We genotyped the Glu23Lys polymorphism in a cohort of 217 subjects with T1D who had been recruited for hypoglycaemia awareness status [Table 1; frequency of the A-allele (Lys)=0.35]. The genotype distribution was consistent with Hardy–Weinberg equilibrium (P=0.57). In the univariate analyses, significant risk factors for impaired awareness of hypoglycaemia were C-peptide status, %HBA1c, diabetes duration, and age. In a multivariate analysis duration of diabetes, plasma C-peptide concentration and low HbA1c remained independent determinants of impaired awareness of hypoglycaemia (Table 2), confirming previous studies. No significant effect of the Glu23Lys polymorphism on hypoglycaemia awareness status was observed with or without adjustment for age, diabetes duration, C-peptide, and HbA1c (Table 2). When the analysis was performed without subjects having LADA, the results remained unchanged. Similarly, no significant effect of the variant was found in a subgroup of patients (N=154) who filled out the questionnaires to assess hypoglycaemia awareness status in the presence of their partners or relatives [P=0.761; relative risk and 95% CI=0.908 (0.486–1.694)].

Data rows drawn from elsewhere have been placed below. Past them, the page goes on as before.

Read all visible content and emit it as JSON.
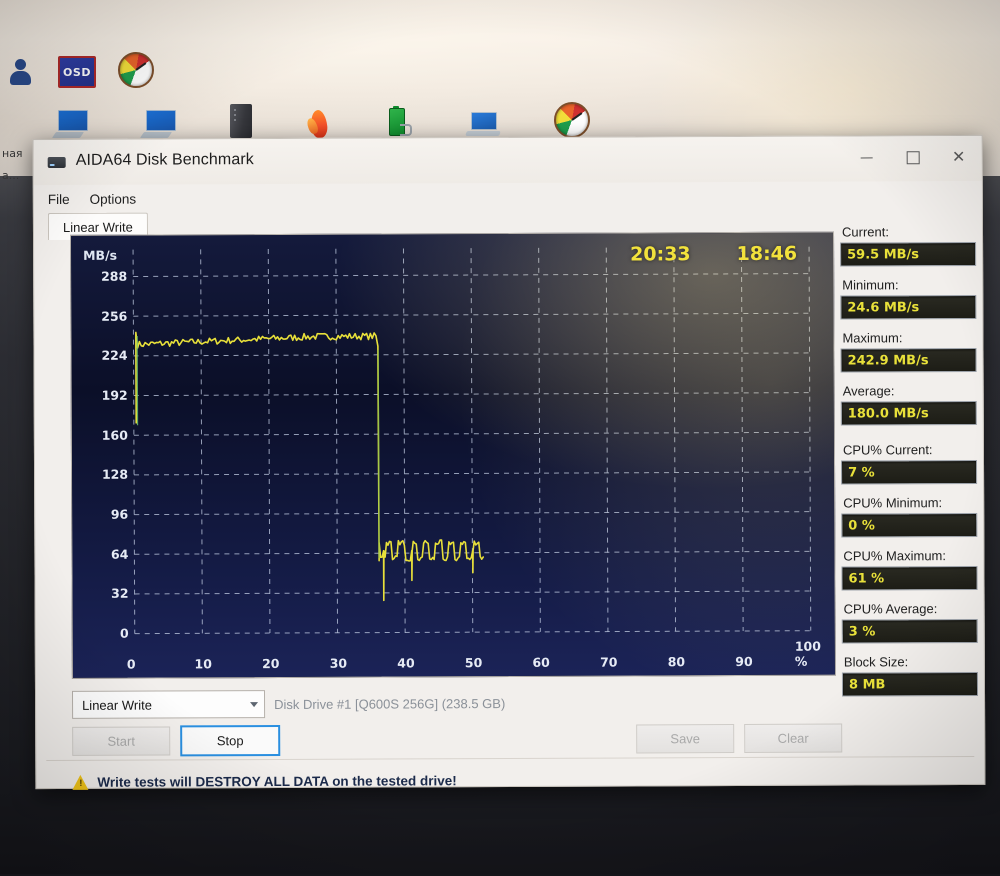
{
  "desktop": {
    "left_labels": [
      "ная",
      "а..."
    ],
    "icons_row1": [
      {
        "name": "people-icon",
        "label": ""
      },
      {
        "name": "osd-icon",
        "label": "OSD"
      },
      {
        "name": "gauge-icon",
        "label": ""
      }
    ],
    "icons_row2": [
      {
        "name": "desktop-pc-icon"
      },
      {
        "name": "desktop-pc-icon"
      },
      {
        "name": "server-tower-icon"
      },
      {
        "name": "flame-icon"
      },
      {
        "name": "battery-icon"
      },
      {
        "name": "laptop-icon"
      },
      {
        "name": "gauge-icon"
      }
    ]
  },
  "window": {
    "title": "AIDA64 Disk Benchmark",
    "minimize": "–",
    "maximize": "□",
    "close": "✕",
    "menu": [
      "File",
      "Options"
    ],
    "tab": "Linear Write"
  },
  "chart_data": {
    "type": "line",
    "title": "",
    "xlabel": "",
    "ylabel": "MB/s",
    "ylim": [
      0,
      300
    ],
    "xlim": [
      0,
      100
    ],
    "grid": true,
    "yticks": [
      0,
      32,
      64,
      96,
      128,
      160,
      192,
      224,
      256,
      288
    ],
    "xticks": [
      "0",
      "10",
      "20",
      "30",
      "40",
      "50",
      "60",
      "70",
      "80",
      "90",
      "100 %"
    ],
    "line_color": "#e8e03a",
    "bg_color": "#0b1030",
    "timers": [
      "20:33",
      "18:46"
    ],
    "series": [
      {
        "name": "Linear Write",
        "x": [
          0.0,
          0.3,
          0.6,
          1.0,
          1.6,
          2.4,
          3.4,
          4.6,
          6.0,
          7.6,
          9.4,
          11.4,
          13.6,
          16.0,
          18.6,
          21.4,
          24.4,
          27.6,
          31.0,
          33.2,
          34.4,
          35.2,
          35.6,
          35.9,
          36.1,
          36.3,
          36.6,
          37.0,
          37.6,
          38.4,
          39.4,
          40.6,
          42.0,
          43.6,
          45.4,
          46.2,
          47.4,
          48.6,
          49.6,
          50.4,
          51.2,
          51.8
        ],
        "y": [
          170.0,
          242.9,
          236.0,
          231.0,
          234.0,
          236.0,
          235.0,
          236.5,
          237.0,
          236.0,
          238.0,
          237.5,
          238.0,
          239.0,
          238.0,
          239.5,
          238.5,
          239.0,
          238.0,
          237.0,
          236.0,
          234.0,
          180.0,
          120.0,
          80.0,
          62.0,
          66.0,
          60.0,
          68.0,
          62.0,
          70.0,
          61.0,
          67.0,
          59.0,
          68.0,
          24.6,
          64.0,
          70.0,
          66.0,
          71.0,
          67.0,
          69.0
        ]
      }
    ],
    "noise_band": {
      "from_x": 36.2,
      "to_x": 51.8,
      "center": 66,
      "amplitude": 7
    },
    "spikes_down": [
      {
        "x": 36.9,
        "y": 26.0
      },
      {
        "x": 39.2,
        "y": 36.0
      },
      {
        "x": 41.0,
        "y": 42.0
      },
      {
        "x": 43.1,
        "y": 34.0
      },
      {
        "x": 44.9,
        "y": 46.0
      },
      {
        "x": 46.2,
        "y": 24.6
      },
      {
        "x": 48.9,
        "y": 44.0
      },
      {
        "x": 50.1,
        "y": 48.0
      }
    ]
  },
  "stats": [
    {
      "label": "Current:",
      "value": "59.5 MB/s"
    },
    {
      "label": "Minimum:",
      "value": "24.6 MB/s"
    },
    {
      "label": "Maximum:",
      "value": "242.9 MB/s"
    },
    {
      "label": "Average:",
      "value": "180.0 MB/s"
    },
    {
      "label": "CPU% Current:",
      "value": "7 %"
    },
    {
      "label": "CPU% Minimum:",
      "value": "0 %"
    },
    {
      "label": "CPU% Maximum:",
      "value": "61 %"
    },
    {
      "label": "CPU% Average:",
      "value": "3 %"
    },
    {
      "label": "Block Size:",
      "value": "8 MB"
    }
  ],
  "controls": {
    "test_mode": "Linear Write",
    "drive": "Disk Drive #1  [Q600S 256G]  (238.5 GB)",
    "start": "Start",
    "stop": "Stop",
    "save": "Save",
    "clear": "Clear",
    "warning": "Write tests will DESTROY ALL DATA on the tested drive!"
  }
}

Table 1 Clinical characteristics of all participants (total) and according to KCNJ11 genotypes (Glu/Glu, Glu/Lys, Lys/Lys)
Table 2 Analyses of the influence of KCNJ11 genotypes (Glu23Lys) and other factors on impaired hypoglycaemia awareness in subjects with type 1 diabetes

Although evidence from experimental models supports the role of Kir6.2 in KATP channel activity and glucose responsiveness of VMH neurons, a common genetic polymorphism in the KCNJ11 with functional relevance does not seem to play a role in the risk of developing impaired hypoglycaemia awareness. This probably has to do with the presence of other glucosensing mechanisms not requiring KATP channels. For example, in mice lacking Kir6.2, the counterregulatory response is not totally abolished (Miki et al. 2001). Therefore, it is likely that polymorphisms in the KCNJ11 are insufficient for affecting the function of the KATP channel to the extent necessary to result in changes in hypoglycaemia awareness in subjects with T1D.

It is worth noting, however, that even though we provided a relatively large dataset, we were clearly underpowered to detect small differences. To detect a 25% difference in the proportion of impaired awareness to the awareness of hypoglycaemia between the genotype groups, we had a power of approximately 70% (α=0.05). Smaller effects are likely to be missed by this type of study.